Design a GPU Credit Accounting and Scheduling Service (Technical Screen)
You are designing a backend service for an ML platform that runs training and inference jobs on heterogeneous GPUs (e.g., A100, H100). Users and teams purchase credits and consume them while their jobs run. Design the system end to end: the credit ledger, the reservation/metering flow, and the scheduler that places jobs on GPUs.
The system is multi-tenant, multi-project, and multi-region, and must:
-
Prevent double-spend
under concurrency, retries, and races.
-
Schedule fairly
across users and teams.
-
Handle preemption and failures
with correct partial refunds.
Assumptions
-
GPU pricing is
per GPU-hour
and differs by GPU type.
-
Jobs specify resource requirements: GPU-type preferences, GPU count, and memory.
-
Jobs may be
preempted
according to policy.
Functional Requirements
1. Credit lifecycle
-
Issuance (purchases, grants, promotions) and
expiration
.
-
Balance queries with a breakdown (promotional vs. paid, upcoming expirations).
-
Spend ordering
across credit buckets (e.g., earliest-expiring first).
2. Reservation and metering
-
Idempotent reservation
at job submission that checks budgets and quotas.
-
Metered consumption
while a job runs: commit actual usage, and
partially refund
the unused hold on completion, preemption, or failure.
3. Budgets and quotas
-
Per-user and per-project budgets, with
hierarchical limits
(team/org → project → user).
-
Promotional credits with separate policies and expiration.
4. Scheduling
-
Place jobs on
heterogeneous GPUs
based on their requirements and available quota/credits.
-
Fairness
across users/teams, with support for weights/priority classes and
preemption
.
5. Audit and observability
-
An
immutable audit trail
for all credit
and
scheduling decisions.
-
Metrics, logs, and traces for SLOs and debugging.

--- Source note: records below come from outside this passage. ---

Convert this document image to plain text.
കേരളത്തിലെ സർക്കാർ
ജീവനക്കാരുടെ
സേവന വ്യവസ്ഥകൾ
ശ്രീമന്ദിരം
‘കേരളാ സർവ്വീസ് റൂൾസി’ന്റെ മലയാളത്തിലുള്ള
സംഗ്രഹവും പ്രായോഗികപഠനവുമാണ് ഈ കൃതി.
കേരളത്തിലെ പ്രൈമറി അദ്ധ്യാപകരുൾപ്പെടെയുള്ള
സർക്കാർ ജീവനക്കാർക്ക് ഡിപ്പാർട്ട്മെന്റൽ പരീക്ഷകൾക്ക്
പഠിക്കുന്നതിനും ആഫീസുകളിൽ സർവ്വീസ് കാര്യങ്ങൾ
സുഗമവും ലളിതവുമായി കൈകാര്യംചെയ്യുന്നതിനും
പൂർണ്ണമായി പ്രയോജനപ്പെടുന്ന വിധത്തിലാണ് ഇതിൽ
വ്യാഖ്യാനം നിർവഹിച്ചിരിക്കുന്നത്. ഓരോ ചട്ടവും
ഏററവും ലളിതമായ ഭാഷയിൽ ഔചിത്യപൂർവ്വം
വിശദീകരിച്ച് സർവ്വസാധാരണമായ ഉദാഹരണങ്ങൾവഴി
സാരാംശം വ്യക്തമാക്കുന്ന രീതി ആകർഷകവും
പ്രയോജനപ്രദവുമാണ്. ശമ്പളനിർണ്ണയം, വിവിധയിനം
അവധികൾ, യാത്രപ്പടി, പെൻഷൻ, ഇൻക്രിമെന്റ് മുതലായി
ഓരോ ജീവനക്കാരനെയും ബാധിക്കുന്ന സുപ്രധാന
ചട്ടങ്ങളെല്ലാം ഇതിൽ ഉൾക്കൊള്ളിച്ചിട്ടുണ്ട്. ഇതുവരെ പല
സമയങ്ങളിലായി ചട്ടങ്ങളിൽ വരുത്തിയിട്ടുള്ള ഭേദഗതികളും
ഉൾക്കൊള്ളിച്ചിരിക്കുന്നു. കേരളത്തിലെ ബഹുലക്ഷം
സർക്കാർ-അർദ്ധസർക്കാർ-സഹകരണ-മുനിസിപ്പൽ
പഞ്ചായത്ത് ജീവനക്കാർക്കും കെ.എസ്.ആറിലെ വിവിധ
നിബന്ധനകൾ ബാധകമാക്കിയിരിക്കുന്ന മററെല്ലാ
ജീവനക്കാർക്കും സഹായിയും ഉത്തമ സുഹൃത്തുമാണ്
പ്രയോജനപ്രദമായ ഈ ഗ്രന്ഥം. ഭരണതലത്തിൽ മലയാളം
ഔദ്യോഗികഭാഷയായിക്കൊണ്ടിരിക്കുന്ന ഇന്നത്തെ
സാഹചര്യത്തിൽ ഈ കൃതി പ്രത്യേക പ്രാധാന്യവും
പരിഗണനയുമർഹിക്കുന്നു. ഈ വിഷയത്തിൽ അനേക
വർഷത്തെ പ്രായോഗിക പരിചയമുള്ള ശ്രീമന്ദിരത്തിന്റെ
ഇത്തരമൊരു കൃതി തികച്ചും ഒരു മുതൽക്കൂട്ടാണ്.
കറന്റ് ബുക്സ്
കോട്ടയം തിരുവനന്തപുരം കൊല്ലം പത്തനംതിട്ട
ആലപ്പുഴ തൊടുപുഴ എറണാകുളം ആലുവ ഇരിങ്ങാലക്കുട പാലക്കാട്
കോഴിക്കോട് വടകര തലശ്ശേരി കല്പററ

Non-Functional Requirements
-
APIs must be
idempotent
and
concurrency-safe
, with rate limits.
-
Protect against
double-spend
under races and retries.
-
State your
consistency choices
explicitly (strong vs. eventual) and handle
clock skew
.
-
Describe
sharding/scaling
strategies for high throughput.
Deliverables
Address each of the following:
-
Architecture overview
— components and data flow.
-
Data schemas
and key data structures.
-
API design
and idempotency model.
-
Scheduling algorithm
and preemption policies.
-
Consistency model and concurrency control
— including double-spend protection and clock-skew handling.
-
Sharding and scaling
strategy.
-
Observability
plan.
-
A
test plan
that exercises edge cases and surfaces unspecified requirements.